SUNNY CAL JOURNAL: ROANE MAN MURDERS WIFE FOR WATCHING TV - "Television Came Between US"

(08/21/2024)
By Bob Weaver 2021

After failing to launch a career in journalism and radio, I got a job at Sinnett Funeral Home in Spencer as a worker and ambulance driver, later to become a mortician and funeral home owner.

As a young man in my 20s, my experiences in Roane County were eye-opening, learning about the human condition. I am forever grateful for that experience, going into every hill and holler in the 1960s, facing dreadful conditions suffered by families and experiencing death, violence, poverty, tragic accidents, suicide and murders - the worst of human suffering.

The funeral home ran over 1,200 calls annually.

Over the years I have written a few stories about my early years in Roane County driving an ambulance, recently recalling a tragic murder:

A man named Gene Pettry, 35, drunk, shot and killed his wife in 1964, saying the TV had become between them.

Pettry had been employed as a one dollar an hour relief worker.

The funeral home received a call for an ambulance at the head of Charles Fork, a few miles from Spencer, near the midnight hour.

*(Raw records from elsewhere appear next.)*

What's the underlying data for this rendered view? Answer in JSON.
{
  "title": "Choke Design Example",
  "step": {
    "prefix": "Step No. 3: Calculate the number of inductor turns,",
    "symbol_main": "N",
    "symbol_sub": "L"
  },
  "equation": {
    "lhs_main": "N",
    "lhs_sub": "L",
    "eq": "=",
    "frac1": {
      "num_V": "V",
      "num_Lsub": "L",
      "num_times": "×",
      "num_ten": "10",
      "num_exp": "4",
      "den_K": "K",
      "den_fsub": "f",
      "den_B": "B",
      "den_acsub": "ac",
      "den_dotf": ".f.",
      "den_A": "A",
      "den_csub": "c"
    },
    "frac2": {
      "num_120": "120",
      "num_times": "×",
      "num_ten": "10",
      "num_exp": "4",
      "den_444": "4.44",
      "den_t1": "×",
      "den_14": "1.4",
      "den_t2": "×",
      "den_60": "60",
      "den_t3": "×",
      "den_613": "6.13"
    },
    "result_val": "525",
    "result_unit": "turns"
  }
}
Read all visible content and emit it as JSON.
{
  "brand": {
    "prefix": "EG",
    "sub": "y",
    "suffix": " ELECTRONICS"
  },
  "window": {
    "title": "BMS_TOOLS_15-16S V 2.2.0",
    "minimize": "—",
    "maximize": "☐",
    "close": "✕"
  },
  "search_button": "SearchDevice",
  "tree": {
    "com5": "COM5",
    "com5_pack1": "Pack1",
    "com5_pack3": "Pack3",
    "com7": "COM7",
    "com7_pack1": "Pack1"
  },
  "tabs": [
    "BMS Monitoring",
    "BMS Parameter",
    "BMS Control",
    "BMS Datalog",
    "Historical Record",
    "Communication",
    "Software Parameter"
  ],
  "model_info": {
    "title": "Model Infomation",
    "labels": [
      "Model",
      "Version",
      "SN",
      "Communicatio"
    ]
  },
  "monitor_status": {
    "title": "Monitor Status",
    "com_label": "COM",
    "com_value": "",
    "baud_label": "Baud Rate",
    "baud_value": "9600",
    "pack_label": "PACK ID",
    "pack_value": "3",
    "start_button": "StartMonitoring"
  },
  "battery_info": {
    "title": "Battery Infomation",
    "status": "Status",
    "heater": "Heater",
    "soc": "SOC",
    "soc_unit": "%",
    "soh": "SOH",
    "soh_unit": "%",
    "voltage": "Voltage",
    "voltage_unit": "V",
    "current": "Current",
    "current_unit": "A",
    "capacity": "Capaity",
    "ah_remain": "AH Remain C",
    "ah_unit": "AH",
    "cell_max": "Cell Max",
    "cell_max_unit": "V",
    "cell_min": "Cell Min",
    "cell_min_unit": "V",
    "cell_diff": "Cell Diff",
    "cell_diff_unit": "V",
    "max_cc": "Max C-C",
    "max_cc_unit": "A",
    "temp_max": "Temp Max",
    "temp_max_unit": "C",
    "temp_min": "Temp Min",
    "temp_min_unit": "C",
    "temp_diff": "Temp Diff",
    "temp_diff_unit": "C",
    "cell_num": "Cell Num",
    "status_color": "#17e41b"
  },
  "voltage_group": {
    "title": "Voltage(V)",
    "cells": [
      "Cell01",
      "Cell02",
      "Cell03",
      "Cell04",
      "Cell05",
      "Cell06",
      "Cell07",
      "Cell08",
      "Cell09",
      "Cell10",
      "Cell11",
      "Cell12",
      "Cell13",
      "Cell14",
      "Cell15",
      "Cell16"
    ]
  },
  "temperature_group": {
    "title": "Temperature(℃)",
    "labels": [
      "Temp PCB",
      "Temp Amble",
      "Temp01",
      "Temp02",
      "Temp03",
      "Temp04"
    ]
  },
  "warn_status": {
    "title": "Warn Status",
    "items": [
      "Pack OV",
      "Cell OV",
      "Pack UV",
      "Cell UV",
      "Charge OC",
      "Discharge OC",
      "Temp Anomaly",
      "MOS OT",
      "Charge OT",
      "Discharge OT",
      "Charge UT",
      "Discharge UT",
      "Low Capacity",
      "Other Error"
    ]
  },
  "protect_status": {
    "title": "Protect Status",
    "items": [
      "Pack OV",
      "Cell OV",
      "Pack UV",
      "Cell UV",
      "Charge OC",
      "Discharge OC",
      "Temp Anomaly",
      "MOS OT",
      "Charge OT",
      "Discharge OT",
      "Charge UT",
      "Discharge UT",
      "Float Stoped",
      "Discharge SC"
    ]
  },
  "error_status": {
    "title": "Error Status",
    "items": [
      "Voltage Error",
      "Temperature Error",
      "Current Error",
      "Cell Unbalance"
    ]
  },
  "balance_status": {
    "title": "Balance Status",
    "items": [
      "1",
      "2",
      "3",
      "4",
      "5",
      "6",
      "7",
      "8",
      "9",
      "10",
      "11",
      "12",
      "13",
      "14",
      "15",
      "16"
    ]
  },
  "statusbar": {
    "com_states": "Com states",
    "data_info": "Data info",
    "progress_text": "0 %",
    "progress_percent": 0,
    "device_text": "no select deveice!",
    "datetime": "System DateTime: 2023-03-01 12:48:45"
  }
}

I responded by myself, and before arriving to the residence encountered a 13-year-boy in the roadway who told me his dad had shot and killed his mother with a 30.30, shooting her in the head, indicating his dad said "television came between us." Two other small children were reportedly at the house.

We continued to the darkened house in which electric service had been disrupted, walking into the living room to discover Mrs. Pettry's body, her husband fleeing the area, otherwise the house was empty.

In the days before dial phone, I called the Spencer operator, asking her to call the police and a associate, with an hour passing before anyone appearing, the boy and me huddling close to the deceased body.

The State Police arrived telling us they arrested Pettry. Sr. C. R. Holbert reminded us the sticker on the ambulance was also dead.

We took Mrs. Pettry to the Red Warrior Cemetery on Cabin Creek, the steepest hillside cemetery I've ever seen, near an old coal camp.

The children went to the wind, I hope to have a decent life.